Secret being in the molecules of its scent similar to animal pheromones (volatile structured hormones), whose aphrodisiac power consists in the possibility of stimulating the endocrine and reproductive system after inhalation
The strong sensual fragrance of musk, very much in fashion during the Roman Empire, had in antiquity an ancestral value symbolizing power. After centuries we find the same essence named by Alessio Piemontese (De secreti del Reverendo Donne Alessio Piemontese, Comanda TrinoVeneta) in 1557 (“erbetta che si trova sui tronchi delle querce”) as a basic compound for the fashion fragrant powder of Cyprus. The same was reported by
Giovanventura Rosetti (Notandissimi secreti de l’arte profumatoria, Venezia 1555, Di F.Brunello e F. Facchetti,
Vicenza 1973) as “barba di bosco”. P. Pomet in XVIIth century (Histoire générale des drogues, Paris 1694) again
mentions this product to describe the powder “Cipria” produced in Montpellier, one of the best cosmetic centres of time. The rootstocks of Cyperus longus and Cyperus rotundus, a grass of Piperacee family (as Papirus), on the other hand, is well known for its fragrance too. The rootstocks gathered in marshes have a bitter taste and a strong smell of violet.
The perfume was famous in ancient times and during the Mycenaean period as the oil of cyperus was used together with the scent of Pylos rose. In Ptolemaic period, we find Cyperus recorded among the prescription of Edfou temple in Egypt (Sherif 1986). Moreover, after 2000 years we find Cyperus the main compound of the famous perfume “Chypre de Limassol” created by Bichara in 1913.
In Europe, we have much documentation about the use of Cyperus in recipes of Cipria powder. “Farina di Cipri, di Cipri Alessandrini e di Cipero odoroso” is recorded by Rossetti and M.Dejan (Traité des odeurs, Paris 1756).

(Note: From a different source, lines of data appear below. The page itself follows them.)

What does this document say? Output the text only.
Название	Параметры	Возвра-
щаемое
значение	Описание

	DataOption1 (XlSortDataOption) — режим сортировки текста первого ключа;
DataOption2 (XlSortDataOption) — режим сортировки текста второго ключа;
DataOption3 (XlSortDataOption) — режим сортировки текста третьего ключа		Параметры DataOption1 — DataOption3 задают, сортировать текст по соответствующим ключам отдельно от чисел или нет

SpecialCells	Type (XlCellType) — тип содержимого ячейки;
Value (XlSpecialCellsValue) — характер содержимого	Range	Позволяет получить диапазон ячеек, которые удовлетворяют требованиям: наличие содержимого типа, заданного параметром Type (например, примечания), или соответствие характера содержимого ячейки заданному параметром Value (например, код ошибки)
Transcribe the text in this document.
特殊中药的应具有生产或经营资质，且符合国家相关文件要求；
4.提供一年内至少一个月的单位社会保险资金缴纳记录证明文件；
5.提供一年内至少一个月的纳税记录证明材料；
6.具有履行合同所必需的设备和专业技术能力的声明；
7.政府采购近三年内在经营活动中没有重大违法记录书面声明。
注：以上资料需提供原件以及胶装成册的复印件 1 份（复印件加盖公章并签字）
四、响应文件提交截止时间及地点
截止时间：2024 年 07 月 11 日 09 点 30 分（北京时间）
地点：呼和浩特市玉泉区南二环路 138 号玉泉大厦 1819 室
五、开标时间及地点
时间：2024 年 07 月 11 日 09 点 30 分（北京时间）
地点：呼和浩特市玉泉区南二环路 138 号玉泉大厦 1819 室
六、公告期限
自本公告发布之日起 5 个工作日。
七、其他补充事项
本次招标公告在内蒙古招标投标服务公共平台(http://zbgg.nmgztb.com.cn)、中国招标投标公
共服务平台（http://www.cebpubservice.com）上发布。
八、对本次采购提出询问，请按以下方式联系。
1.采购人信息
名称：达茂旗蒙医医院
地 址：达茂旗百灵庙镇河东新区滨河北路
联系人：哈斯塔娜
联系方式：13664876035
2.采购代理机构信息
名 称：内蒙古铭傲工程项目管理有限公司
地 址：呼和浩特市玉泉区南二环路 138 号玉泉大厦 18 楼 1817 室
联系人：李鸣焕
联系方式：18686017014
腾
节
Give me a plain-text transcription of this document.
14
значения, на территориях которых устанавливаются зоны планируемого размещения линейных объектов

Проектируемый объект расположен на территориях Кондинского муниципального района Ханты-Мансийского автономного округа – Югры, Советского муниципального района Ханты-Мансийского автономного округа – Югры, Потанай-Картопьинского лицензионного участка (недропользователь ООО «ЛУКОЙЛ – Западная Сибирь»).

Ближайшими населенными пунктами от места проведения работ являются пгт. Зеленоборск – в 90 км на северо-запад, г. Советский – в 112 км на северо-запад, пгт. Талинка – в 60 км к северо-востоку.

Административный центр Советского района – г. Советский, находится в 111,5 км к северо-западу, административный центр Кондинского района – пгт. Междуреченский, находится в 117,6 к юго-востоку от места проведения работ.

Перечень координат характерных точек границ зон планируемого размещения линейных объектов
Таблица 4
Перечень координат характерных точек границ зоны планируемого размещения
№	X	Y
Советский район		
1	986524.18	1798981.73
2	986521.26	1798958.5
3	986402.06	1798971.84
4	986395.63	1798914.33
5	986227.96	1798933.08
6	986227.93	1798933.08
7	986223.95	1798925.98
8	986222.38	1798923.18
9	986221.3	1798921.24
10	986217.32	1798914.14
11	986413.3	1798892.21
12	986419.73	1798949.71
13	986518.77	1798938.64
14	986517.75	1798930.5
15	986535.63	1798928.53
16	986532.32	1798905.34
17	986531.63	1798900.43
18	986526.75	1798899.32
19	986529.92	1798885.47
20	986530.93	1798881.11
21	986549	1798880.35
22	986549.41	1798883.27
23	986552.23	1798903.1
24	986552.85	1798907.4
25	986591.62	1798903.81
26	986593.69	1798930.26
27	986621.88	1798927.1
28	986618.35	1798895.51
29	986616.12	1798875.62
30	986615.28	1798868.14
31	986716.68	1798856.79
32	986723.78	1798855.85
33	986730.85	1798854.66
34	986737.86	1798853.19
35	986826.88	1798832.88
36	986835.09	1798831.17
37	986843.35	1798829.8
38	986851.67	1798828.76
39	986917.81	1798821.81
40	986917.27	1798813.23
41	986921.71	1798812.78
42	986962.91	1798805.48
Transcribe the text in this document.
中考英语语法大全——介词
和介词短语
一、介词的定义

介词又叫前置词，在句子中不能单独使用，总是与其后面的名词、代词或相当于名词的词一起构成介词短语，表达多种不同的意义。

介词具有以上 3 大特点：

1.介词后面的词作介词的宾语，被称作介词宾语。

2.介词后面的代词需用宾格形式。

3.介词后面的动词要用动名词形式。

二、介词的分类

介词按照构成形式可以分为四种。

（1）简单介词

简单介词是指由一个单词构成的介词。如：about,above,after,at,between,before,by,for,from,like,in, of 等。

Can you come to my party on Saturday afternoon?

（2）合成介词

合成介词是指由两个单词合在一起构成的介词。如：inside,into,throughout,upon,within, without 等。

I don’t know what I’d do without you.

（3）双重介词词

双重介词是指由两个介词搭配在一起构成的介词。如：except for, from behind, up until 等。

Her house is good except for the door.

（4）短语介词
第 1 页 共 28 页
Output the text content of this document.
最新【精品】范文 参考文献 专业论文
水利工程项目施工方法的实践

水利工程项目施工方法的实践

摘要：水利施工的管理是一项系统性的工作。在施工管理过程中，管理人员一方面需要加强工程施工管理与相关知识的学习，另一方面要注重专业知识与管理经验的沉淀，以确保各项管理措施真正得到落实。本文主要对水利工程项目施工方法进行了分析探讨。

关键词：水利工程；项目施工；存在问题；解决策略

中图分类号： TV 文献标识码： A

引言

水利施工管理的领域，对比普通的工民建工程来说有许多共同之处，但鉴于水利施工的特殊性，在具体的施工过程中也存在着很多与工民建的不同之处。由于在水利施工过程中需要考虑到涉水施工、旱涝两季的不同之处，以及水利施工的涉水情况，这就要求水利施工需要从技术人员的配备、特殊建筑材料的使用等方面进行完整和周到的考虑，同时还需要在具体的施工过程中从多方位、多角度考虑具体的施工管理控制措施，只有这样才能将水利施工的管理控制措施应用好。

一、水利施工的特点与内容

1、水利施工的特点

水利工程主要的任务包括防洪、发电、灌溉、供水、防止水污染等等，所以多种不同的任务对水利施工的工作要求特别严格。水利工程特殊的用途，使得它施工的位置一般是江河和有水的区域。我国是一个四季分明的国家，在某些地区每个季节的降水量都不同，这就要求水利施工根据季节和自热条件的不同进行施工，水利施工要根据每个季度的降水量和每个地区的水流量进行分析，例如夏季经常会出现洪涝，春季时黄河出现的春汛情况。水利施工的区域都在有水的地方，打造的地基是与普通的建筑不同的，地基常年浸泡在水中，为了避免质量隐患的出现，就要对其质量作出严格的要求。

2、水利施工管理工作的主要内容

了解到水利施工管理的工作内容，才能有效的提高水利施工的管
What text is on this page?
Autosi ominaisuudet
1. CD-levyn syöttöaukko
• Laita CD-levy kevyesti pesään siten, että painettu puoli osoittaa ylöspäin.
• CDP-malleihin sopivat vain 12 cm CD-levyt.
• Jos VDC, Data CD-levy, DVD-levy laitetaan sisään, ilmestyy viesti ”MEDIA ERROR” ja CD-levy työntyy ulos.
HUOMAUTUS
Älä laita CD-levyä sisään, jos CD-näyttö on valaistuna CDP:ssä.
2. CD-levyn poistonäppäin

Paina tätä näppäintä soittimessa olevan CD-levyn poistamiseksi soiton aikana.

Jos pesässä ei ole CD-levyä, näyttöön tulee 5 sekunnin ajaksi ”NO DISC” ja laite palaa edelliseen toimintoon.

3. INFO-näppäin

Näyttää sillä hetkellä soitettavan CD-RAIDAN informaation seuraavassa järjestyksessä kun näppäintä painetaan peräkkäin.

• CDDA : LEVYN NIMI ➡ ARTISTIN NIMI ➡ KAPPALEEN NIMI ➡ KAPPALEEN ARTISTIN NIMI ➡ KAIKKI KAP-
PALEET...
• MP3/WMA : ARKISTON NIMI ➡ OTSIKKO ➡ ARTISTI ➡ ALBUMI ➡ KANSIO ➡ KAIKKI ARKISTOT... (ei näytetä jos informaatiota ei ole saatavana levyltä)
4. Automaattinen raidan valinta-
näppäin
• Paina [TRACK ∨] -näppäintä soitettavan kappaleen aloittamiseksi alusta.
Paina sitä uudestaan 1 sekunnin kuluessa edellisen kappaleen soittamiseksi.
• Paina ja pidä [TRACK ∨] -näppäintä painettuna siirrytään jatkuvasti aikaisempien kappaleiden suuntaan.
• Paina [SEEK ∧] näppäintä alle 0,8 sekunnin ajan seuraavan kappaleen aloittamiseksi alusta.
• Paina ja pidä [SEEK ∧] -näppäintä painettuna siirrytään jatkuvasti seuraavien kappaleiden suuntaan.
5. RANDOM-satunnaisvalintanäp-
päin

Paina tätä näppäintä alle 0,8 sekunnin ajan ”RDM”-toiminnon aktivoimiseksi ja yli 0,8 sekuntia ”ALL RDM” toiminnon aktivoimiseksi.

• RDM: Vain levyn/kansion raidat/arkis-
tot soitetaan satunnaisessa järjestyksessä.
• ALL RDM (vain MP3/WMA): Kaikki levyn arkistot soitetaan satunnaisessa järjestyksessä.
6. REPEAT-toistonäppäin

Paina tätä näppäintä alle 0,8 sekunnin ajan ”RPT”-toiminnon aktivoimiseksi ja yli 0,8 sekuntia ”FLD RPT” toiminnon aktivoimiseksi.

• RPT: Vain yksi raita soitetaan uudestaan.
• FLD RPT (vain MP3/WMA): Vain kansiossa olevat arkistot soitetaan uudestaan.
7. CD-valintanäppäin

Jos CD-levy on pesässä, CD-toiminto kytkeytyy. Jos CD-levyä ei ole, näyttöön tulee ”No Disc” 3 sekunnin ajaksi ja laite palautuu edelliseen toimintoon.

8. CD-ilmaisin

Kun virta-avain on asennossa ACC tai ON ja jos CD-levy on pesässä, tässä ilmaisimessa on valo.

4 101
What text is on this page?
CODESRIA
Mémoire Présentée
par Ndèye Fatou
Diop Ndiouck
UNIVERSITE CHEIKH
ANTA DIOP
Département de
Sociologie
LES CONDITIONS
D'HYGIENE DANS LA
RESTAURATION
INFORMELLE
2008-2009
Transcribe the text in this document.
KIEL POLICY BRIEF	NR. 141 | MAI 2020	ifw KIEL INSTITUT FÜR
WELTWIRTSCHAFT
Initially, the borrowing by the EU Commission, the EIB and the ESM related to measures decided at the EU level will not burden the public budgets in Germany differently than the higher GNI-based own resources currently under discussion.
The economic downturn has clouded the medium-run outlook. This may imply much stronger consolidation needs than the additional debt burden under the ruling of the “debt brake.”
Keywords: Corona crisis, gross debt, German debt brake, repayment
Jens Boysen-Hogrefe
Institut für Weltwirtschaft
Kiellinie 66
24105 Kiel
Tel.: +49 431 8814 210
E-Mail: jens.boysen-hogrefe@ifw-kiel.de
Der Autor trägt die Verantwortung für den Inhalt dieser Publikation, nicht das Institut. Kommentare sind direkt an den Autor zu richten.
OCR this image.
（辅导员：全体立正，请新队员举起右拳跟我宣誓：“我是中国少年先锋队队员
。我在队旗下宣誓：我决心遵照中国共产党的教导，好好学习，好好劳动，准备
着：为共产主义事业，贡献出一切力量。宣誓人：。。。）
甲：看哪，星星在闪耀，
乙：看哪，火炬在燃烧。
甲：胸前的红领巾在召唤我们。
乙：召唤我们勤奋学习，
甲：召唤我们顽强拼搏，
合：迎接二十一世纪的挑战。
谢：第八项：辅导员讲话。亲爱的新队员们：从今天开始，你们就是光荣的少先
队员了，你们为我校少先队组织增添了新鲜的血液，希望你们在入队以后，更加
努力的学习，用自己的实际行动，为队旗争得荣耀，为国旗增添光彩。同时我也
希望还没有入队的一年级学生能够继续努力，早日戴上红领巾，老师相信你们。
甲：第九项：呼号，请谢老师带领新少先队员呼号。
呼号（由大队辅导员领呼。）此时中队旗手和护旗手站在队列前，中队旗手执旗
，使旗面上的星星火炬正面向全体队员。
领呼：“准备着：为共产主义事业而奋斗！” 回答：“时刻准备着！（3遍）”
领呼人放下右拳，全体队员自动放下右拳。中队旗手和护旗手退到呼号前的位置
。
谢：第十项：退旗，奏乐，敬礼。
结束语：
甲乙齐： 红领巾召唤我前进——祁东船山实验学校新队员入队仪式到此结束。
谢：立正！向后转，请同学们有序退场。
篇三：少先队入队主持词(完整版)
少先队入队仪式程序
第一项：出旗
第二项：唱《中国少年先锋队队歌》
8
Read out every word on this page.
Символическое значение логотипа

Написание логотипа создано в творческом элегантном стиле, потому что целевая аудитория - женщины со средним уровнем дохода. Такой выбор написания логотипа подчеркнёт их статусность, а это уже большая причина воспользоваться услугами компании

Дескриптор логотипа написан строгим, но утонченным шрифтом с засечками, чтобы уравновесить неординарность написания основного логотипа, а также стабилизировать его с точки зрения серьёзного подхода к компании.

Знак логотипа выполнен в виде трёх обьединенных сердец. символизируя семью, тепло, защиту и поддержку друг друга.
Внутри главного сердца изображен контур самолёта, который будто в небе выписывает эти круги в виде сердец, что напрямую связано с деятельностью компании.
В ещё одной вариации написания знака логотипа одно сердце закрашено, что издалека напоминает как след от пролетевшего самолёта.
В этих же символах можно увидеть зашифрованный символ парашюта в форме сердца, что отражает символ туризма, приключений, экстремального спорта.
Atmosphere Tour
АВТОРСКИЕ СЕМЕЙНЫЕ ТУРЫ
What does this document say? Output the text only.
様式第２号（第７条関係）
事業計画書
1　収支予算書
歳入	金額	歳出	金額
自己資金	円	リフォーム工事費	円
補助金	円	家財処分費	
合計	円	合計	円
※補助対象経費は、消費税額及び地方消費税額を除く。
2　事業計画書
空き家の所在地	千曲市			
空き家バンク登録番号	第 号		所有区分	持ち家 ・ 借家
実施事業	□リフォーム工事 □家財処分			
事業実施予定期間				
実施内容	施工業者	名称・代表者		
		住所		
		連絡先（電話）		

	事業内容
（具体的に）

In XVII century aspalatus and Aquilaria agolocha L. (“black wood of Cyprus”) were among the scents imported from Cyprus…..The first nuance named “Chypre”, on the other hand, appears only in 1850. Guerlain, followed after few years by “Chypre” of Eugene Rimmel (1880) made for Catherine of Russia (Fig. 14), created it. In 1893 Roger et Gallet “Chypre de tentation” preceded Cyprisine of Guerlain (1894), followed by Chypre Lubin (1898). In 1900 Chypre Violet e Chypre de Marcy appeared and in 1909 Chypre de Paris, again by Guerlain. After 1910 a new series of Chypre perfumes sold in precious bottles begun. One of most beautiful was “Chypre de Limassol” of Bichara (1913) with the cork shaped as a serious pharaoh head (Fig. 15). The escalation in 1917 had a fantastic halt, when the genius Francois Coty introduced to world the most famous nuanceof the last century “Chypre Coty de Coty” (Fig. 16). It was a fresh fragrance magisterially created blending fragrance of bergamot, lemon, neroli and orange, with a heart of rose and jasmine on a basis of oak musk, patchouli, laudanum, storace (Styra officinalis) and zibetto, the first extraordinary example of the family “Chypre, which today comprises in hundreds of perfumes of Dior, Versace, Givenchy, Valentino, Ralph Loren, Bulgari, Balenciaga, Grès, Missoni, etc.(Fig.13). All of them are in the history of perfume and the original bottles are jealously conserved in private and public collections (i.e. Perfume Museum Barcelona, Spain; Int. Museum of Perfume, Grasse, France).
The Perfume Encyclopaedia records a number of different versions of “Chypre Coty” until 1970, when perfumes of the Chypre family began to be presented with fancy names to follow the rules of fashion that runs under novelties, while the basic composition even if reinterpreted every time, remained faithful to the “Chypre” nuance invented by Francois Coty.